BTW, @aiquestion, you say in #20 that double-checked locks in golang aren't safe. I'm not aware of this so I would love to see an example, and anyway your PR didn't include a double-checked lock.

aiquestion commented 7 years ago

@elwinar as golang doc : https://golang.org/ref/mem. and this blog: http://blog.launchdarkly.com/golang-pearl-thread-safe-writes-and-double-checked-locking-in-go/ i need to use sync/atomic to load and set checked value in double checked locking. So i choose the suggested way once.Do(). :-) this function is a correct implementation of double checked locking :-)

but actually my previous p-r seems to have another problem: if a goroutine is setting the value, while another goroutine tries to read and check the value, a panic will still occurs. golang map doesn't not allow read and write at the same time.

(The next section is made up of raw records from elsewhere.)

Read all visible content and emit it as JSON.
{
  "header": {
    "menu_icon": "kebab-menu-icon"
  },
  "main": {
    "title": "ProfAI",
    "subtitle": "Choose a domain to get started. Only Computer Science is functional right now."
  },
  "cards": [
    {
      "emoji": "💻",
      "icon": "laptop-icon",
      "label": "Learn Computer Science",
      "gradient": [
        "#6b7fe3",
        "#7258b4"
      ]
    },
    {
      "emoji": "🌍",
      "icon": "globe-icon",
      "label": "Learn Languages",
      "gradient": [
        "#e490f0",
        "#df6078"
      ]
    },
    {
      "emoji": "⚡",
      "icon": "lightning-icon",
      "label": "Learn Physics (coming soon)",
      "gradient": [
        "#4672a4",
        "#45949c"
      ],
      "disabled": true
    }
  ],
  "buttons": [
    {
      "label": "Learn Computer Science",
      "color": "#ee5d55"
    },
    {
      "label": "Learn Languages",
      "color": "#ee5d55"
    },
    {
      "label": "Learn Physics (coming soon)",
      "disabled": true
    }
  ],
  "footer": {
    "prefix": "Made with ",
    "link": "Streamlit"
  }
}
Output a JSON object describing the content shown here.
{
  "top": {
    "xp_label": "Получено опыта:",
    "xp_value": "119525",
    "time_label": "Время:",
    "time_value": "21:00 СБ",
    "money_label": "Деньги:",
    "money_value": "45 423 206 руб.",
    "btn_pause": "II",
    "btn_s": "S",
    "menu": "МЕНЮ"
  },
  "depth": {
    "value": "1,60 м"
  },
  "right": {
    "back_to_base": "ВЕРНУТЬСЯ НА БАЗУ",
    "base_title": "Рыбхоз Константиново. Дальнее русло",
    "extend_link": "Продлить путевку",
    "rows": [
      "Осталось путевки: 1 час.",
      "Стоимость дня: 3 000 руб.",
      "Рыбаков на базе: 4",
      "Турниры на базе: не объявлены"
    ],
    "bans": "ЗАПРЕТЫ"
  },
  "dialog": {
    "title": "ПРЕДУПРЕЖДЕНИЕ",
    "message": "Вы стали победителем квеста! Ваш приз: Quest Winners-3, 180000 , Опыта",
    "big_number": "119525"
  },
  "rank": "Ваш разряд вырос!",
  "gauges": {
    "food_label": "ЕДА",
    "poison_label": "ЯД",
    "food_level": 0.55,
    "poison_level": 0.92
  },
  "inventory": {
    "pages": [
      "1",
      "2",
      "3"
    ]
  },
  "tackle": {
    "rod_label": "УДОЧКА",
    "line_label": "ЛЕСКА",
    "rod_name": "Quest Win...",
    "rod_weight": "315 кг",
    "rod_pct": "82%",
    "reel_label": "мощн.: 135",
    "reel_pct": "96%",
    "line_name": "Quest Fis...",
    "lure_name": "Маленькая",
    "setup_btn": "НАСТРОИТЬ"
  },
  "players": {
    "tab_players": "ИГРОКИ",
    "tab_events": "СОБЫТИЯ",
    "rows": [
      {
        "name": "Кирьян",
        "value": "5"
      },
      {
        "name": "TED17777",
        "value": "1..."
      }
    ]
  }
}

elwinar commented 7 years ago

What I meant was that you only locked once, so it couldn't be a double-checked lock. Hence the warning in the post you linked: without the read lock, the go memory model doesn't guarantee you that you're thread-safe.

Examples are always better. This (from your PR) is not a double-checked lock:

func makeLayoutRegexp(layout, value string) *regexp.Regexp {
    layout = strings.Replace(layout, `%value%`, value, -1)
    re := layoutRegexp[layout]
    if re == nil {
        // double check locking to fix issue: 
https://github.com/gorhill/cronexpr/issues/19
        layoutRegexpLock.Lock()
        defer layoutRegexpLock.Unlock()
        re = layoutRegexp[layout]
        if re == nil {
            re = regexp.MustCompile(layout)
            layoutRegexp[layout] = re
        }
    }
    return re
}

This is one:

func makeLayoutRegexp(layout, value string) *regexp.Regexp {
    layout = strings.Replace(layout, `%value%`, value, -1)
    layoutRegexpLock.RLock()
    re := layoutRegexp[layout]
    if re == nil {
        layoutRegexpLock.RUnlock()
        // double check locking to fix issue: 
https://github.com/gorhill/cronexpr/issues/19
        layoutRegexpLock.Lock()
        defer layoutRegexpLock.Unlock()
        re = layoutRegexp[layout]
        if re == nil {
            re = regexp.MustCompile(layout)
            layoutRegexp[layout] = re
        }
    } else {
        layoutRegexpLock.RUnlock()
    }
    return re
}
aiquestion commented 7 years ago

ah. you are right. I think i wrote a java-pattern double checked locking in my previous p-r which is wrong in golang.